Mondial-2018 et Présidentielle-2019
Pr Ibou Sané, politologue et sociologue, ne dit pas autre chose. Cependant, il voit plus large : "Senghor a pris le développement par la culture. Wade l’a pris par les infrastructures. D’autres l’ont pris par l’économie, le social, etc. : chaque chef d’État marque son temps en prenant une dimension du développement. Maintenant ils essaient, à côté de la principale dimension, de mettre une dimension connexe qu’est le sport qu’on met toujours à côté de la culture et du tourisme. Voilà pourquoi nos Présidents se précipitent vers le foot. C’est pour bien vendre la destination Sénégal, pour donner une vitrine au pays sur le plan économique."
Il y a aussi le gain politique potentiel. "Si l’équipe nationale arrive en demi-finale de la Coupe du monde, en 2019, cela va donner de l’élan au chef de l’État, prédit Ibou Sané. Cela va faire baisser la tension, les attentions seront focalisées sur le sport et plus elle va gagner, plus cela fait de l’aura pour le Président. Et pendant ce temps, ses adversaires risquent d’être éclipsés."

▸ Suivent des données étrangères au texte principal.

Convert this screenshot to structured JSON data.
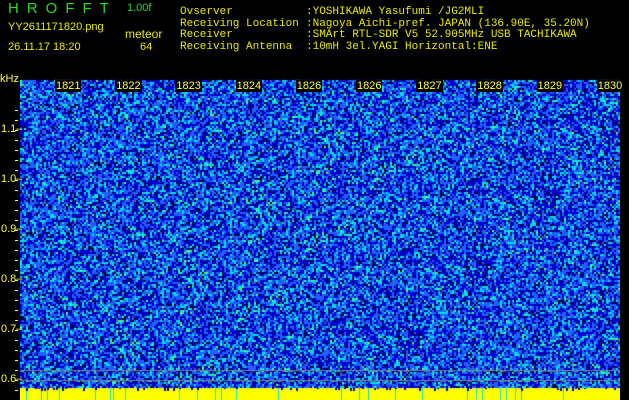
{
  "header": {
    "app_title": "HROFFT",
    "version": "1.00f",
    "filename": "YY2611171820.png",
    "datetime": "26.11.17 18:20",
    "mode_label": "meteor",
    "count": "64",
    "info": [
      {
        "label": "Ovserver",
        "value": ":YOSHIKAWA Yasufumi /JG2MLI"
      },
      {
        "label": "Receiving Location",
        "value": ":Nagoya Aichi-pref. JAPAN (136.90E, 35.20N)"
      },
      {
        "label": "Receiver",
        "value": ":SMArt RTL-SDR V5 52.905MHz USB TACHIKAWA"
      },
      {
        "label": "Receiving Antenna",
        "value": ":10mH 3el.YAGI Horizontal:ENE"
      }
    ]
  },
  "chart_data": {
    "type": "heatmap",
    "ylabel": "kHz",
    "x_tick_labels": [
      "1821",
      "1822",
      "1823",
      "1824",
      "1826",
      "1826",
      "1827",
      "1828",
      "1829",
      "1830"
    ],
    "y_tick_labels": [
      "1.1",
      "1.0",
      "0.9",
      "0.8",
      "0.7",
      "0.6"
    ],
    "ylim": [
      0.58,
      1.16
    ],
    "colors": {
      "background": "#000000",
      "noise_low": "#0000c8",
      "noise_mid": "#2060ff",
      "noise_high": "#00e0e0",
      "signal": "#ffff00",
      "marker_line": "#808080"
    },
    "description_marks": "noise only, no meteor echoes visible"
  }
}
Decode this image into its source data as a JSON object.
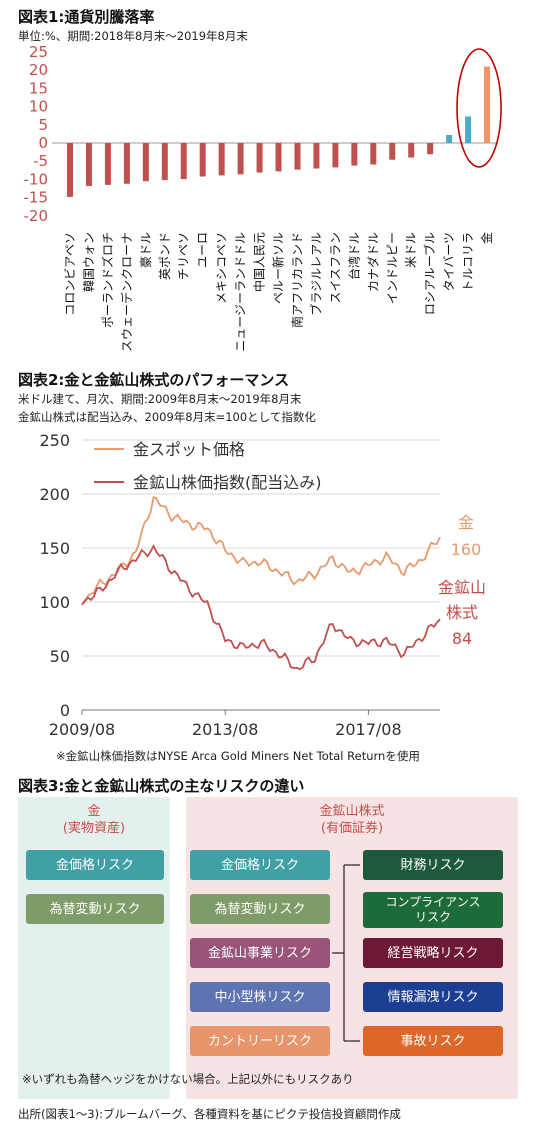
{
  "fig1": {
    "title": "図表1:通貨別騰落率",
    "subtitle": "単位:%、期間:2018年8月末〜2019年8月末"
  },
  "fig2": {
    "title": "図表2:金と金鉱山株式のパフォーマンス",
    "subtitle1": "米ドル建て、月次、期間:2009年8月末〜2019年8月末",
    "subtitle2": "金鉱山株式は配当込み、2009年8月末=100として指数化",
    "note": "※金鉱山株価指数はNYSE Arca Gold Miners Net Total Returnを使用",
    "gold_label": "金",
    "gold_value": "160",
    "miner_label1": "金鉱山",
    "miner_label2": "株式",
    "miner_value": "84"
  },
  "fig3": {
    "title": "図表3:金と金鉱山株式の主なリスクの違い",
    "gold_panel_title": "金\n(実物資産)",
    "miner_panel_title": "金鉱山株式\n(有価証券)",
    "gold_risks": [
      "金価格リスク",
      "為替変動リスク"
    ],
    "miner_risks": [
      "金価格リスク",
      "為替変動リスク",
      "金鉱山事業リスク",
      "中小型株リスク",
      "カントリーリスク"
    ],
    "business_risks": [
      "財務リスク",
      "コンプライアンス\nリスク",
      "経営戦略リスク",
      "情報漏洩リスク",
      "事故リスク"
    ],
    "note": "※いずれも為替ヘッジをかけない場合。上記以外にもリスクあり",
    "colors": {
      "gold_price": "#3fa0a6",
      "fx": "#7e9c68",
      "business": "#9a5478",
      "smallcap": "#5d73b2",
      "country": "#e8956b",
      "finance": "#1d5a3c",
      "compliance": "#1e6b3a",
      "strategy": "#6e1838",
      "info": "#1c3f93",
      "accident": "#dd6628",
      "gold_panel_bg": "#e4f0ee",
      "miner_panel_bg": "#f7e3e3",
      "gold_panel_text": "#c0504d",
      "miner_panel_text": "#c0504d"
    }
  },
  "source": "出所(図表1〜3):ブルームバーグ、各種資料を基にピクテ投信投資顧問作成",
  "chart_data": [
    {
      "type": "bar",
      "title": "図表1:通貨別騰落率",
      "ylim": [
        -20,
        25
      ],
      "yticks": [
        "25",
        "20",
        "15",
        "10",
        "5",
        "0",
        "-5",
        "-10",
        "-15",
        "-20"
      ],
      "categories": [
        "コロンビアペソ",
        "韓国ウォン",
        "ポーランドズロチ",
        "スウェーデンクローナ",
        "豪ドル",
        "英ポンド",
        "チリペソ",
        "ユーロ",
        "メキシコペソ",
        "ニュージーランドドル",
        "中国人民元",
        "ペルー新ソル",
        "南アフリカランド",
        "ブラジルレアル",
        "スイスフラン",
        "台湾ドル",
        "カナダドル",
        "インドルピー",
        "米ドル",
        "ロシアルーブル",
        "タイバーツ",
        "トルコリラ",
        "金"
      ],
      "values": [
        -14.8,
        -11.8,
        -11.5,
        -11.2,
        -10.5,
        -10.2,
        -9.9,
        -9.2,
        -8.9,
        -8.6,
        -8.1,
        -7.8,
        -7.3,
        -7.0,
        -6.7,
        -6.2,
        -5.9,
        -4.6,
        -4.0,
        -3.1,
        2.2,
        7.3,
        21.0
      ],
      "highlighted_category": "金",
      "colors": {
        "negative": "#c0504d",
        "positive": "#4bacc6",
        "gold": "#f0956a",
        "circle": "#c00000"
      }
    },
    {
      "type": "line",
      "title": "図表2:金と金鉱山株式のパフォーマンス",
      "ylim": [
        0,
        250
      ],
      "yticks": [
        "250",
        "200",
        "150",
        "100",
        "50",
        "0"
      ],
      "x_range": [
        "2009-08",
        "2019-08"
      ],
      "xticks": [
        "2009/08",
        "2013/08",
        "2017/08"
      ],
      "series": [
        {
          "name": "金スポット価格",
          "color": "#e69a6e",
          "x": [
            "2009-08",
            "2010-02",
            "2010-08",
            "2011-02",
            "2011-08",
            "2012-02",
            "2012-08",
            "2013-02",
            "2013-08",
            "2014-02",
            "2014-08",
            "2015-02",
            "2015-08",
            "2016-02",
            "2016-08",
            "2017-02",
            "2017-08",
            "2018-02",
            "2018-08",
            "2019-02",
            "2019-08"
          ],
          "values": [
            100,
            116,
            128,
            146,
            196,
            180,
            172,
            168,
            148,
            136,
            137,
            128,
            119,
            126,
            140,
            127,
            134,
            142,
            128,
            140,
            160
          ]
        },
        {
          "name": "金鉱山株価指数(配当込み)",
          "color": "#c0504d",
          "x": [
            "2009-08",
            "2010-02",
            "2010-08",
            "2011-02",
            "2011-08",
            "2012-02",
            "2012-08",
            "2013-02",
            "2013-08",
            "2014-02",
            "2014-08",
            "2015-02",
            "2015-08",
            "2016-02",
            "2016-08",
            "2017-02",
            "2017-08",
            "2018-02",
            "2018-08",
            "2019-02",
            "2019-08"
          ],
          "values": [
            100,
            110,
            128,
            140,
            150,
            130,
            112,
            98,
            65,
            58,
            62,
            52,
            38,
            48,
            80,
            64,
            62,
            64,
            52,
            68,
            84
          ]
        }
      ]
    }
  ]
}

C’est sans doute pour éviter une telle éclipse que le président du Grand parti, Malick Gakou, a prévu de se rendre en Russie pour assister au premier match des Lions pour le Mondial, mardi contre la Pologne. Il sera dans le même stade que le Président Macky Sall qui, lui, a décidé de prendre 12 jours de congés, à partir de ce samedi, pour aller soutenir les Lions à la Coupe du monde.